Popol Vuh – Die Nacht Der Seele (Tantric Songs): Il Silenzio Che Respira L’Infinito

Con Die Nacht Der Seele – Tantric Songs, i Popol Vuh tornano nel 1979 a lambire i confini dell’ineffabile, portando a compimento un viaggio iniziato con Hosianna Mantra e proseguito attraverso una discografia che è, a sua volta, una liturgia sonora senza tempo. Florian Fricke, profeta del sacro attraverso il suono, guida il suo ensemble verso un altro livello di esperienza spirituale: qui, la musica non è solo creazione, ma mezzo per toccare l’anima e risvegliare il divino dormiente in ciascuno di noi.

La continuità con Hosianna Mantra è evidente e palpabile. Entrambi gli album respirano la stessa aria rarefatta, quella di una cattedrale interiore, ma mentre Hosianna Mantra si levava verso l’alto con un impeto di devozione, Die Nacht Der Seele si radica profondamente nella terra, nei ritmi della notte e della meditazione tantrica. È come se Fricke avesse voluto tracciare un cerchio perfetto: dal cielo alla terra, dal canto di lode alla contemplazione del mistero.

Ogni brano è un microcosmo di spiritualità.

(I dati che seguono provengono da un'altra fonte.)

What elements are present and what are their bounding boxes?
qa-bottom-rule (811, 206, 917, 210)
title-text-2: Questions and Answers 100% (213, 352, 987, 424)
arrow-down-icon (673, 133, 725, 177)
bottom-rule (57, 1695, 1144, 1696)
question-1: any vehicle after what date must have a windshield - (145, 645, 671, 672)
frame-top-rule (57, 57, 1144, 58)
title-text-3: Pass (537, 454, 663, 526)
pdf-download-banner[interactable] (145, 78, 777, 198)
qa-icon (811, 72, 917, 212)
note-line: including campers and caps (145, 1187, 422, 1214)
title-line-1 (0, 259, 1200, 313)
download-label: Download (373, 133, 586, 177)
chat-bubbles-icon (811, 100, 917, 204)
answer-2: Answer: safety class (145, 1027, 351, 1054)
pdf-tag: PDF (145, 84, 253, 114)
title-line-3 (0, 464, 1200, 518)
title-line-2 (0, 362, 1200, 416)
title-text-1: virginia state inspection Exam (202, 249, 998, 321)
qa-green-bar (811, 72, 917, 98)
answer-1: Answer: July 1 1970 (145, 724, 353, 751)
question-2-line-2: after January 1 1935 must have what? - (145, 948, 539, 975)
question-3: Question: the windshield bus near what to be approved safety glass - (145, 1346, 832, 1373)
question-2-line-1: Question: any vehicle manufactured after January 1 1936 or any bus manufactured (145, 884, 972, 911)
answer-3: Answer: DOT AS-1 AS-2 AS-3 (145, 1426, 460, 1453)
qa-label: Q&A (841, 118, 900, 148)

Mantram Der Erdberührung apre l’album con un mantra che non è fatto per essere ascoltato, ma vissuto. È il suono della terra che pulsa, che vibra sotto i piedi, un inno alla connessione con ciò che è più primordiale e autentico. Segue Engel Der Luft, che come suggerisce il titolo è etereo, leggero, quasi impalpabile. Qui, l’oboe di Susan Goetting si intreccia con le linee vocali di Renate Knaup, creando un dialogo che trascende il linguaggio, un canto che appartiene più agli angeli che agli uomini.

Il cuore pulsante dell’album risiede in brani come Wanderer Durch Die Nacht, dove la chitarra di Daniel Fichelscher e il sitar di Alois Gromer evocano la sensazione di un viaggio interiore senza meta. È la notte che si apre all’infinito, che accoglie il viandante con un abbraccio oscuro e misterioso.

Fricke, maestro dell’introspezione sonora, riduce all’essenziale ogni strumento, ogni suono e riesce a rendere interiore ció che è esteriore. Non c’è virtuosismo fine a sé stesso, solo la volontà di servire qualcosa di più grande, un’energia che si percepisce al di là delle note. Die Nacht Der Seele è tanto un album quanto un’esperienza; è uno specchio in cui l’ascoltatore trova riflesso il proprio volto, trasfigurato dalla luce dell’inconoscibile.

C’è anche una sottile vena di malinconia che attraversa l’opera, come un fiume sotterraneo. È la consapevolezza che ogni esperienza mistica è, al contempo, una perdita e un ritrovamento: si perde il senso del sé, ma si guadagna l’accesso a una dimensione più ampia, più pura.

Die Nacht Der Seele non è solo musica, ma una porta aperta verso qualcosa di sacro. Ascoltarlo è come sedersi in una notte stellata e percepire il respiro del cosmo: un’esperienza intima, solitaria, ma profondamente universale. I Popol Vuh hanno creato non un album, ma un tempio in cui ogni ascoltatore è chiamato ad entrare e lasciarsi avvolgere dal silenzio che respira l’infinito.